Why are the second and third outputs those numbers? Because lhs[0] is one-dimensional, I think they should be exactly the same, i.e. 3 0. Could anyone tell me where I was wrong? Thanks in advance!

ROBOT AI
  • 1,217
  • 3
  • 16
  • 27

1 Answers1

0

You are right, Tensor lhs[0] is one dimensional, but to answer you question first let me show what is going on under the hood. TensorContainer does not override the [] operator, instead it uses the one from the parent (which is Tensor), more precisely the following one is called:

  MSHADOW_XINLINE Tensor<Device, kSubdim, DType> operator[](index_t idx) const {
    return Tensor<Device, kSubdim, DType>(dptr_ + this->MemSize<1>() * idx,
                                          shape_.SubShape(), stride_, stream_);
  }

As can be seen it creates a new Tensor on a stack. And while for the most of the cases it will create generic N-dimensional Tensor, here for the 1-dimensional case it will create a special 1-dimensional Tensor.
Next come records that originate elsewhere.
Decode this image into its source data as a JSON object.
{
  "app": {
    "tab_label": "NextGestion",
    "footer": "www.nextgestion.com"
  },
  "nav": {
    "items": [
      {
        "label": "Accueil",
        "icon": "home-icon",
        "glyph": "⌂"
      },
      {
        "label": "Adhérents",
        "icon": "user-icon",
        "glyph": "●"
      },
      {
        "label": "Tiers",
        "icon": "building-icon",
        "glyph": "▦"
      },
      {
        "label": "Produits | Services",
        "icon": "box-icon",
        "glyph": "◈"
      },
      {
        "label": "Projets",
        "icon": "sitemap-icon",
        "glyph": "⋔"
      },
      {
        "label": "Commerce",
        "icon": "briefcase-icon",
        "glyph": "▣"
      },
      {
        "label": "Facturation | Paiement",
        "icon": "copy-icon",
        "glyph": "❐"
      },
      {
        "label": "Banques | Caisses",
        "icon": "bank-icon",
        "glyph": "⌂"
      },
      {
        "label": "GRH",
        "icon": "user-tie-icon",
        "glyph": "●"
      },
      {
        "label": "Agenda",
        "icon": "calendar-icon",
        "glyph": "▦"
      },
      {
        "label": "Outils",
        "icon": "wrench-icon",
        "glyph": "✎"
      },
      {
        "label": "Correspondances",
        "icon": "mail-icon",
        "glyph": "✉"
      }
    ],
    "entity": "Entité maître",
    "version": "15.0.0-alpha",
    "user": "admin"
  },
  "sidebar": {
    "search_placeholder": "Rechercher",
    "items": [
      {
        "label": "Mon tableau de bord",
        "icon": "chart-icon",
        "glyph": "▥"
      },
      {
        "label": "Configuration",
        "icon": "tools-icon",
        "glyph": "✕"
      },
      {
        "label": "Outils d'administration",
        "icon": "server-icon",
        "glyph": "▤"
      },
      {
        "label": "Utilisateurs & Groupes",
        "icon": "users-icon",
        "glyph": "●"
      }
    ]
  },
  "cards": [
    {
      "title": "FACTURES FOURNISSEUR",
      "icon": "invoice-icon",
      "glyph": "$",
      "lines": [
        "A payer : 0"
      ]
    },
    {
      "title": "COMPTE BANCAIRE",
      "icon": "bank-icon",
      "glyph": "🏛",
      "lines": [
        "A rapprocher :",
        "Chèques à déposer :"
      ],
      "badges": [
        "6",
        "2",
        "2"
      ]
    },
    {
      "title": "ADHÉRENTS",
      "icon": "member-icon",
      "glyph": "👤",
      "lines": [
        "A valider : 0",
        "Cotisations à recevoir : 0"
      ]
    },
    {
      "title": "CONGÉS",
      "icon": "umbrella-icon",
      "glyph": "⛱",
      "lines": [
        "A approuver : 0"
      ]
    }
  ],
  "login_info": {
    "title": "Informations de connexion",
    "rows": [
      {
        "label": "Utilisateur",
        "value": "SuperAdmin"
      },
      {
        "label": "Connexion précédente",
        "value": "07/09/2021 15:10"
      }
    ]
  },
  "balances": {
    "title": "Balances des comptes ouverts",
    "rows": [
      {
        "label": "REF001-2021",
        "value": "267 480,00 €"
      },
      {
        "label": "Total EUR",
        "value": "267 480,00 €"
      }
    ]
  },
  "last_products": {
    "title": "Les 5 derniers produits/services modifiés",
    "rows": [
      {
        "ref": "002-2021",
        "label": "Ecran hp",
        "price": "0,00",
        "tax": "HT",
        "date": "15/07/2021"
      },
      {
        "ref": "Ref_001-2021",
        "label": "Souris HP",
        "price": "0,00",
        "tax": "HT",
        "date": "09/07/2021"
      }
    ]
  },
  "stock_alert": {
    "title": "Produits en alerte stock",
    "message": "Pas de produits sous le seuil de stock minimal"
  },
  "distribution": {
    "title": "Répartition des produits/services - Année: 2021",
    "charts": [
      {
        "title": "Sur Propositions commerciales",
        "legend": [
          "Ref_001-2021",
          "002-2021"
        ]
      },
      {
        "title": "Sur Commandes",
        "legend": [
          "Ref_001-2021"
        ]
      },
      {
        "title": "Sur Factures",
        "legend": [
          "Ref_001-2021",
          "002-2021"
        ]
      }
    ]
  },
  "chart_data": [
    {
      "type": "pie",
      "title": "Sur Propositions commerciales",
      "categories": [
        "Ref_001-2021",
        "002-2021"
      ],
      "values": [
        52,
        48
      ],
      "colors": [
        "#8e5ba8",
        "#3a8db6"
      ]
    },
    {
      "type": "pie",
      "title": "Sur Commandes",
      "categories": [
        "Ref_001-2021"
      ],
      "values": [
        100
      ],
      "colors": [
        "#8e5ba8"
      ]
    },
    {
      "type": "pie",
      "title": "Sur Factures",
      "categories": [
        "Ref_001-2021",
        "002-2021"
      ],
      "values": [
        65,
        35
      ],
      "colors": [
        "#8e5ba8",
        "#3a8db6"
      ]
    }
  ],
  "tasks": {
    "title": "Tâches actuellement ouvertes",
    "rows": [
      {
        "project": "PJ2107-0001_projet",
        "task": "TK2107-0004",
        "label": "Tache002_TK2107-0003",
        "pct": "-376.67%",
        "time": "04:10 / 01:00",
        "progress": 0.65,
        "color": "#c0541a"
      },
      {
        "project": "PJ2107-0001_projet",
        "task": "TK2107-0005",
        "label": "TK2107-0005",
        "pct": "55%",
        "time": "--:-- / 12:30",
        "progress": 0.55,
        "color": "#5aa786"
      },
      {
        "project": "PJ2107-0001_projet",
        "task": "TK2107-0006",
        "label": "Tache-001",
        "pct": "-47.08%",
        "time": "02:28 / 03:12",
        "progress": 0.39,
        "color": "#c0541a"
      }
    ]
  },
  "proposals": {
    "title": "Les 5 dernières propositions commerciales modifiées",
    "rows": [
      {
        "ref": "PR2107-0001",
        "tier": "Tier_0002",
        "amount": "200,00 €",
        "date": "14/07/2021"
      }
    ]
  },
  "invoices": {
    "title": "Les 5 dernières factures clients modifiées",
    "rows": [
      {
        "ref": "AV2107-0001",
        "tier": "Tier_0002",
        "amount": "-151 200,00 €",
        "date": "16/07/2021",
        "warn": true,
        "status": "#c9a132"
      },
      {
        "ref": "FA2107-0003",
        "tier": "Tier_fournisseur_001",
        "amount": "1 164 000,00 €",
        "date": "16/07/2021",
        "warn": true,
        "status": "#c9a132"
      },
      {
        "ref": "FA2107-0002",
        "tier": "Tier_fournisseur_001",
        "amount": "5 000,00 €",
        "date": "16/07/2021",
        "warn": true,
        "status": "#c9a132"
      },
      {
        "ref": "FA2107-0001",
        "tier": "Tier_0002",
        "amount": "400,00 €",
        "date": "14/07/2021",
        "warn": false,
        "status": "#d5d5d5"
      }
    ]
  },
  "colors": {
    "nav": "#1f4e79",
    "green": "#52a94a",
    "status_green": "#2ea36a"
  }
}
Now ,when we have established what exactly is returned by the operator [], let's look on the fields of that class:

  DType *dptr_;
  Shape<1> shape_;
  index_t stride_;

As can be seen the shape_ here has only 1 dimension! so there is no shape_1, instead by calling shape_1 it will return stride_(or part of it). Here is the modification to the Tensor constructor that you can try to run and see what is actually going on there:

  MSHADOW_XINLINE Tensor(DType *dptr, Shape<1> shape,
                         index_t stride, Stream<Device> *stream)
      : dptr_(dptr), shape_(shape), stride_(stride), stream_(stream) {
     std::cout << "shape[0]: " << shape[0] << std::endl; // 3
     std::cout << "shape[1]: " << shape[1] << std::endl; // 0, as expected
     std::cout << "_shape[0]: " << shape_[0] << std::endl; // 3, as expected
     std::cout << "_shape[1]: " << shape_[1] << std::endl; // garbage (4)
     std::cout << "address of _shape[1]: " << &(shape_[1]) << std::endl;
     std::cout << "address of stride: " << &(stride_) << std::endl;
  }

and the output:

shape[0]: 3
shape[1]: 0
_shape[0]: 3
_shape[1]: 4
address of _shape[1]: 0x7fffa28ec44c
address of stride: 0x7fffa28ec44c

_shape1 and stride have both the same address (0x7fffa28ec44c).